Root Barriers: Walking the Line between Protection and Exchange

The root endodermis in plants has all the features of an animal polarised epithelium, but evolved independently, thus providing a unique opportunity to study independent evolution of epithelial polarity, diffusion barrier establishment and directional transcellular transport. Through forward and reverse genetic screens, we discovered transmembrane proteins that localise to and define the Casparian strip membrane domain and identified numerous factors involved in their localisation and function. Casparian strips are ring-like impregnations of cell walls with lignin, analogous to animal tight junctions. Since the endodermis is central to our models of root function, the ability to visualise and manipulate endodermal development with great precision turned out to be extremely useful for advancing our understanding of root nutrient uptake and stress physiology.
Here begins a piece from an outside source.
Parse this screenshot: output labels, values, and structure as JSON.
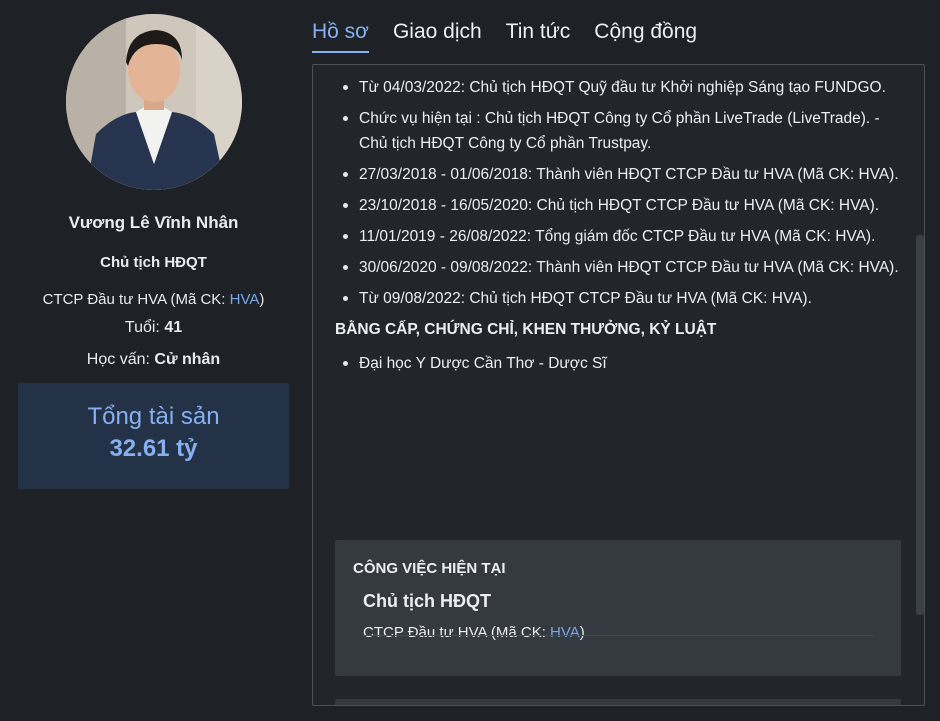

Recently, our group has investigated the importance of Casparian strips in restricting nutrient leakage to the rhizosphere and control of microbial colonization. Plant roots use exudates to assemble microbiomes that in turn influence the function and stress resilience of plants. We demonstrate that Casparian strips restrict nutrient leakage into the rhizosphere, coinciding with and controlling spatial colonisation patterns of rhizobacteria. We find that vasculature-derived glutamine is a major bacterial chemoattractant and enhancer of proliferation, defining a novel leakage pathway for root exudate formation. Bacteria defective in amino acid chemoperception display reduced attraction towards leakage sites, and roots with Casparian strip defects display bacterial over-proliferation, dependent on bacterial capacity for amino acid metabolisation. An associated, chronic immune stimulation suggests that endodermal nutrient restriction is crucial for beneficial microbial colonisation.